Nel buio più totale e opprimente della stanza, dove l’aria sembrava densa e pesante come piombo fuso, allungò la mano tremante per cercare a tentoni un fazzoletto di carta sul comodino. Le sue dita incontrarono la superficie liscia e fredda del mobile, vagando come piccoli esploratori ciechi alla ricerca di un appiglio. Finalmente trovò quello che cercava e si asciugò gli occhi gonfi e arrossati dal pianto incessante che sembrava non voler mai finire. Con un gesto carico di rabbia e disgusto buttò il fazzoletto umido a terra, dove andò ad unirsi agli altri già accumulati a formare un desolante tappeto bianco intriso di lacrime amare, dolore lancinante e delusioni infinite che sembravano non avere mai fine.
“Ogni dannata volta mi promette solennemente guardandomi dritto negli occhi che non succederà mai più,” proseguì tra i singhiozzi, la voce che si alzava e si abbassava come un’onda di marea, “ma invece eccomi qui di nuovo, a piangere da sola come una stupida nel mio letto freddo e vuoto, ad aspettare disperatamente un minimo segno che dimostri che non sono completamente invisibile e insignificante ai suoi occhi! E poi io, come al solito, come una perfetta idiota, lo implorerò disperatamente di tornare e lui si degnerà di venire qui, sempre e solo dopo estenuanti preghiere e suppliche infinite, e io, come una perfetta idiota senza un briciolo di dignità né amor proprio, accetterò ancora una volta le sue scuse vuote e false come monete di cioccolato! MI ODIO PROFONDAMENTE PER QUESTO, MI FACCIO SCHIFO, NON MI SOPPORTO PIÙ!”

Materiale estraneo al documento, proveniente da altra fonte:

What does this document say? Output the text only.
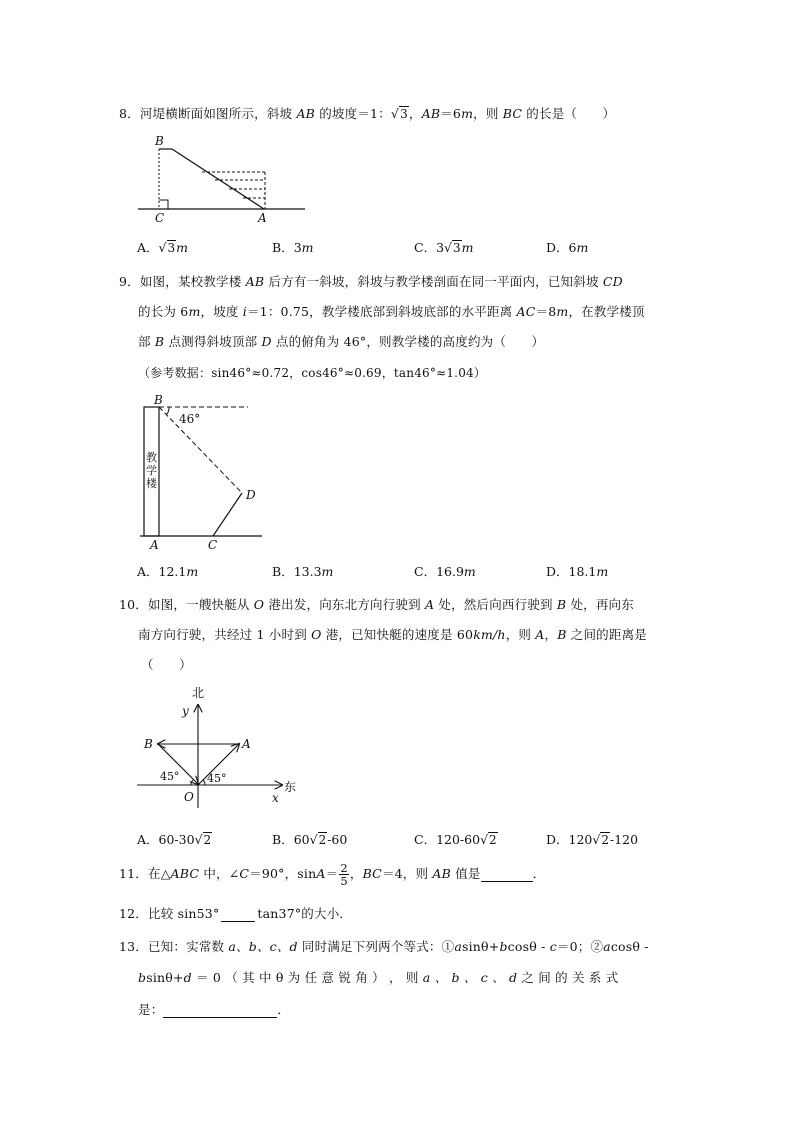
8．河堤横断面如图所示，斜坡 AB 的坡度＝1：√3，AB＝6m，则 BC 的长是（　　）
B
C	A
A．√3m	B．3m	C．3√3m	D．6m
9．如图，某校教学楼 AB 后方有一斜坡，斜坡与教学楼剖面在同一平面内，已知斜坡 CD
的长为 6m，坡度 i＝1：0.75，教学楼底部到斜坡底部的水平距离 AC＝8m，在教学楼顶
部 B 点测得斜坡顶部 D 点的俯角为 46°，则教学楼的高度约为（　　）
（参考数据：sin46°≈0.72，cos46°≈0.69，tan46°≈1.04）
B
46°
教
学
楼
D
A	C
A．12.1m	B．13.3m	C．16.9m	D．18.1m
10．如图，一艘快艇从 O 港出发，向东北方向行驶到 A 处，然后向西行驶到 B 处，再向东
南方向行驶，共经过 1 小时到 O 港，已知快艇的速度是 60km/h，则 A，B 之间的距离是
（　　）
北
y
B	A
45°	45°
O	x
东
A．60-30√2	B．60√2-60	C．120-60√2	D．120√2-120
11．在△ABC 中，∠C＝90°，$\sin A= \frac{2}{5}$ ，BC＝4，则 AB 值是	．
12．比较 sin53°	tan37°的大小．
13．已知：实常数 a、b、c、d 同时满足下列两个等式：①asinθ+bcosθ - c＝0；②acosθ -
bsinθ+d ＝ 0 （ 其 中 θ 为 任 意 锐 角 ） ， 则 a 、 b 、 c 、 d 之 间 的 关 系 式
是：	．
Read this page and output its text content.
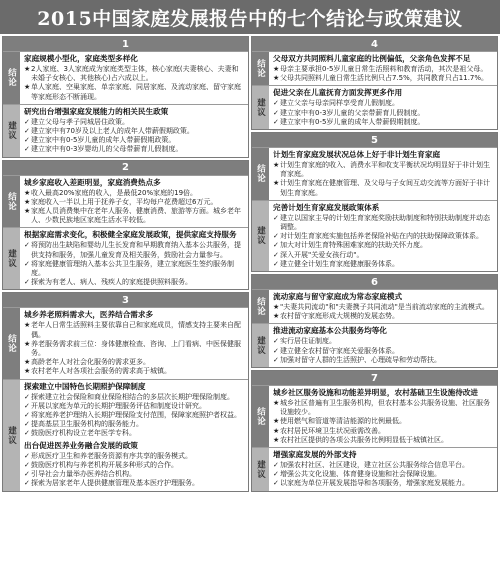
2015中国家庭发展报告中的七个结论与政策建议
1
结论
家庭规模小型化，家庭类型多样化
★2人家庭、3人家庭成为家庭类型主体，核心家庭(夫妻核心、夫妻和未婚子女核心、其他核心)占六成以上。
★单人家庭、空巢家庭、单亲家庭、同居家庭、及流动家庭、留守家庭等家庭形态不断涌现。
建议
研究出台增强家庭发展能力的相关民生政策
✓建立父母与孝子同城居住政策。
✓建立家中有70岁及以上老人的成年人带薪假期政策。
✓建立家中有0-5岁儿童的成年人带薪假期政策。
✓建立家中有0-3岁婴幼儿的父母带薪育儿假制度。
2
结论
城乡家庭收入差距明显，家庭消费热点多
★收入最高20%家庭的收入，是最低20%家庭的19倍。
★家庭收入一半以上用于抚养子女，平均每户花费超过6万元。
★家庭人员消费集中在老年人服务、健康消费、旅游等方面。城乡老年人、少数民族地区家庭生活水平较低。
建议
根据家庭需求变化，积极健全家庭发展政策，提供家庭支持服务
✓将预防出生缺陷和婴幼儿生长发育和早期教育纳入基本公共服务，提供支持和服务，加强儿童发育及相关服务，鼓励社会力量参与。
✓将家庭健康管理纳入基本公共卫生服务，建立家庭医生签约服务制度。
✓探索为有老人、病人、残疾人的家庭提供照料服务。
3
结论
城乡养老照料需求大，医养结合需求多
★老年人日常生活照料主要依靠自己和家庭成员，情感支持主要来自配偶。
★养老服务需求前三位：身体健康检查、咨询、上门看病、中医保健服务。
★高龄老年人对社会化服务的需求更多。
★农村老年人对各项社会服务的需求高于城镇。
建议
探索建立中国特色长期照护保障制度
✓探索建立社会保险和商业保险相结合的多层次长期护理保险制度。
✓开展以家庭为单元的长期护理服务评估和制度设计研究。
✓将家庭养老护理纳入长期护理保险支付范围，保障家庭照护者权益。
✓提高基层卫生服务机构的服务能力。
✓鼓励医疗机构设立老年医学专科。
出台促进医养业务融合发展的政策
✓形成医疗卫生和养老服务资源有序共享的服务模式。
✓鼓励医疗机构与养老机构开展多种形式的合作。
✓引导社会力量举办医养结合机构。
✓探索为居家老年人提供健康管理及基本医疗护理服务。
4
结论
父母双方共同照料儿童家庭的比例偏低，父亲角色发挥不足
★母亲主要承担0-5岁儿童日常生活照料和教育活动，其次是祖父母。
★父母共同照料儿童日常生活比例只占7.5%，共同教育只占11.7%。
建议
促进父亲在儿童抚育方面发挥更多作用
✓建立父亲与母亲同样享受育儿假制度。
✓建立家中有0-3岁儿童的父亲带薪育儿假制度。
✓建立家中有0-5岁儿童的成年人带薪假期制度。
5
结论
计划生育家庭发展状况总体上好于非计划生育家庭
★计划生育家庭的收入、消费水平和收支平衡状况均明显好于非计划生育家庭。
★计划生育家庭在健康管理、及父母与子女间互动交流等方面好于非计划生育家庭。
建议
完善计划生育家庭发展政策体系
✓建立以国家主导的计划生育家庭奖励扶助制度和特别扶助制度并动态调整。
✓对计划生育家庭实施包括养老保险补贴在内的扶助保障政策体系。
✓加大对计划生育特殊困难家庭的扶助关怀力度。
✓深入开展"关爱女孩行动"。
✓建立健全计划生育家庭健康服务体系。
6
结论
流动家庭与留守家庭成为常态家庭模式
★"夫妻共同流动"和"夫妻携子共同流动"是当前流动家庭的主流模式。
★农村留守家庭形成大规模的发展态势。
建议
推进流动家庭基本公共服务均等化
✓实行居住证制度。
✓建立健全农村留守家庭关爱服务体系。
✓加强对留守人群的生活照护、心理疏导和劳动帮扶。
7
结论
城乡社区服务设施和功能差异明显，农村基础卫生设施待改进
★城乡社区普遍有卫生服务机构，但农村基本公共服务设施、社区服务设施较少。
★使用燃气和管道等清洁能源的比例最低。
★农村居民环境卫生状况亟需改善。
★农村社区提供的各项公共服务比例明显低于城镇社区。
建议
增强家庭发展的外部支持
✓加强农村社区、社区建设，建立社区公共服务综合信息平台。
✓增强公共文化设施、体育健身设施和社会保障设施。
✓以家庭为单位开展发展指导和各项服务，增强家庭发展能力。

Proruppe in una nuova serie di singhiozzi incontrollati che le squarciavano il petto come lame affilate, ogni respiro era un dolore acuto che le trafiggeva i polmoni. Si rintanò completamente sotto le coperte serrando gli occhi con forza, come una bambina che cerca di nascondersi dai mostri nell’armadio, cercando disperatamente di scomparire dal mondo e dalla sua stessa debolezza che la disgustava profondamente. Le lacrime continuavano a scorrere copiose sul suo viso arrossato, tracciando solchi umidi sulle guance già bagnate dal pianto precedente. Il suo corpo era scosso da tremiti violenti che non riusciva a controllare, come se fosse preda di una febbre altissima che la consumava dall’interno.
Nel silenzio della stanza, interrotto solo dai suoi singhiozzi soffocati, il dolore sembrava amplificarsi e rimbalzare contro le pareti come un’eco infinita. Ogni respiro affannoso, ogni gemito strozzato, ogni lacrima versata era un’accusa silenziosa contro se stessa e contro quella debolezza che la portava sempre a ricadere negli stessi errori, come un’attrazione fatale verso il dolore da cui non riusciva a liberarsi.